Stefanie Zacharias, die bei HateAid die Betroffenenberatung leitet und Johanna Polsfuß, die Bildungsprojekte beim Verein „ichbinhier“ koordiniert, vermittelten den Teilnehmenden in einem Crashkurs nützliches Wissen über die Dynamiken von „Shitstorms“, hinter denen oft eine kleine, aber laute Minderheit stecke und gaben Einblicke in die Logiken und Besonderheiten der Meldefunktionen von Social Media-Plattformen. Die Plattformen machten es den Nutzern rein technisch oft nicht leicht, Hasskommentare zu melden. Dass es nicht immer einfach ist, strafbare von nicht strafbaren Kommentaren zu unterscheiden, erfuhren die Teilnehmenden ganz praktisch. Da diese Entscheidung letztlich von den Plattformen bzw. Strafverfolgungsbehörden getroffen werden muss, sollten juristische Unklarheiten niemanden davon abhalten, Hasskommentare zu melden. Stefanie Zacharias warb dafür, diese Meldungen immer im Rahmen des Netzwerkdurchsetzungsgesetzes vorzunehmen und nicht nach den sogenannten Community-Standards der Richtlinien. Nur dann würden die Plattformen ihrer gesetzlichen Verantwortung zur Prüfung der Inhalte ernsthaft nachkommen. Der Gesetzgeber selbst tue bereits viel, um Amts- und Mandatsträger zu schützen. Auch das höchstrichterliche Urteil, wonach Personen, die in der Öffentlichkeit stehen, sich nicht beleidigen lassen müssen, sei ein wichtiges Signal. HateAid hatte die Politikerin Renate Künast jahrelang auf ihrem Weg durch die gerichtlichen Instanzen begleitet. Dass Wegschauen keine Lösung ist, darauf machte Johanna Polsfuß aufmerksam: Während es oft keinen Sinn mache, sich auf inhaltliche Diskussionen mit den Verfassern von Hasskommentaren einzulassen, sollte man den menschenverachtenden Gehalt entsprechender Kommentare immer klar benennen, denn es ist die mitlesende, aber schweigende Mehrheit, die mit digitaler Zivilcourage noch erreicht werden kann.
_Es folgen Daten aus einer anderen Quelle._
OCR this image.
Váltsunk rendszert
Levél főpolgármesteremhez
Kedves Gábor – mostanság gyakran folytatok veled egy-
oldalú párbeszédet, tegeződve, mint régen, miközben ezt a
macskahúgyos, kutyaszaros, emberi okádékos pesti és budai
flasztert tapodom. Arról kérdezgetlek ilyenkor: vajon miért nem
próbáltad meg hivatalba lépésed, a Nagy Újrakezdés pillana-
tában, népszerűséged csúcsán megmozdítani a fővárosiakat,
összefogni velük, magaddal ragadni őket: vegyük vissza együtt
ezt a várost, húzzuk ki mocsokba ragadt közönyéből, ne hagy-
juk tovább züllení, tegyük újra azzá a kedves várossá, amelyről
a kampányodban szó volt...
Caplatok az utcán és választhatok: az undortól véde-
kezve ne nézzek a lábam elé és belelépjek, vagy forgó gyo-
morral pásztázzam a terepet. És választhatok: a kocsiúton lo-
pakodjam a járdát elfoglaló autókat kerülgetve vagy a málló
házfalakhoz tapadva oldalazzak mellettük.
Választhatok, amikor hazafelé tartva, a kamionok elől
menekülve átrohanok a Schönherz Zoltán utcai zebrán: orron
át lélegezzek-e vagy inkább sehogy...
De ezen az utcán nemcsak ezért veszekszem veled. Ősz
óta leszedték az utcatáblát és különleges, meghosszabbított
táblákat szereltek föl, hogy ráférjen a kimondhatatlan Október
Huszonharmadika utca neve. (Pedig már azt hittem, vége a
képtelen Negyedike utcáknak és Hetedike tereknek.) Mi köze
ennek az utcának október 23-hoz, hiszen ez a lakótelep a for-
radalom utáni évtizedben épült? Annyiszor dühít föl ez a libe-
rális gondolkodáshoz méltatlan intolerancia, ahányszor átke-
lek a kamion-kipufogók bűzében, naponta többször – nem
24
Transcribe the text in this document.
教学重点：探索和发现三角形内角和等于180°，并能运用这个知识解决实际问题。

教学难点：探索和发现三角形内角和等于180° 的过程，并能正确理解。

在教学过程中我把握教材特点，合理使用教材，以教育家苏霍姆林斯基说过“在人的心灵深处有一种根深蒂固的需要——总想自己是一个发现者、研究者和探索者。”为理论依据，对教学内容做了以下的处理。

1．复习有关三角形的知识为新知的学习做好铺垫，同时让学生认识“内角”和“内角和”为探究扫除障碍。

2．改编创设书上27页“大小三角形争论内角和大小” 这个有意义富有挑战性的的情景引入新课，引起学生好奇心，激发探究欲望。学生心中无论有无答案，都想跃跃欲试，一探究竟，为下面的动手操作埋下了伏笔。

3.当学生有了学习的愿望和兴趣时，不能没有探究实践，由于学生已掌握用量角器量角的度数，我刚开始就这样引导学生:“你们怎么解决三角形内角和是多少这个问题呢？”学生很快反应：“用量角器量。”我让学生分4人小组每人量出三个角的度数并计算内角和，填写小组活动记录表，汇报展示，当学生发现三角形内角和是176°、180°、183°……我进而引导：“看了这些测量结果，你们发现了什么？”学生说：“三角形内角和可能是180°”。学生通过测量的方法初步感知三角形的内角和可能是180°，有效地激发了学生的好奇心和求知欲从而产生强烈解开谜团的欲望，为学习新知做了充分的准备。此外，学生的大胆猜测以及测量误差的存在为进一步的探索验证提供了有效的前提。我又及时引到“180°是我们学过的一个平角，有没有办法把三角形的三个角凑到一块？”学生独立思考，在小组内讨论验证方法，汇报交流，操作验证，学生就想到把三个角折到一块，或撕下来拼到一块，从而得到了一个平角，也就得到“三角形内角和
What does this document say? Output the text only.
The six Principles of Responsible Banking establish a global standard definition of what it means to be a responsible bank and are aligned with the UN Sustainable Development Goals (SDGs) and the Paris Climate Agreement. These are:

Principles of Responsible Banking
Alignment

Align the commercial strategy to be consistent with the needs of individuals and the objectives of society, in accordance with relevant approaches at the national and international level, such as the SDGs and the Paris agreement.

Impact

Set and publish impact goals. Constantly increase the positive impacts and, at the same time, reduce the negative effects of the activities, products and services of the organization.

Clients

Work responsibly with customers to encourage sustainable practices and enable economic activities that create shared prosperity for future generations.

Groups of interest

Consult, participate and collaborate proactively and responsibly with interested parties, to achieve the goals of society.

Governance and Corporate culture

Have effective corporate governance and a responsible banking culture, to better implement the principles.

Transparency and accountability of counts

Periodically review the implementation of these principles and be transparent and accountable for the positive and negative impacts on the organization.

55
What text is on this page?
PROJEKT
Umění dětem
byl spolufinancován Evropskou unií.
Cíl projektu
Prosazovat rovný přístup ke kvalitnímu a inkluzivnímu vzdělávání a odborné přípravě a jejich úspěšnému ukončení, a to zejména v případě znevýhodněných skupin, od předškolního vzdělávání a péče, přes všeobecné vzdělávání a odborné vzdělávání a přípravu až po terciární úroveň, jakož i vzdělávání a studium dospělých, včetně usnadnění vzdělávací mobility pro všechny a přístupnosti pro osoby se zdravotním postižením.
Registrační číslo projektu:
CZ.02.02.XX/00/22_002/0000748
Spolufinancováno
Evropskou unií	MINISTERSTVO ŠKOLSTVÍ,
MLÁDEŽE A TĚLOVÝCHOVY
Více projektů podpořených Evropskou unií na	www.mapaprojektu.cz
Die Dialogveranstaltung war der Auftakt für weitere Angebote des Wabe e.V. im Rahmen des Projekts Plan KiK – Kooperativ in der Kommune für die Zielgruppe der Amts- und Mandatsträger und zivilgesellschaftlichen Akteure. Das Projekt wird gefördert mit Mitteln des Landespräventionsrats und Bundes im Rahmen von „Demokratie leben“.

Kommentare

von Dorian Spange
04.12.2022
12:37 Uhr
Tolle Veranstaltung!

Es war eine sehr interessante und toll organisierte Veranstaltung, wofür ich mich hier bei den Diskutant:innen und Referent:innen bedanken möchte! Schön war vor allem, dass alle relevanten Akteur:innen vor Ort waren und man beispielsweise nicht über „die Polizei“ reden musste sondern sie selbst sich am Diskurs beteiligt hat.

Freue mich auf die weiteren Termine des Projekts!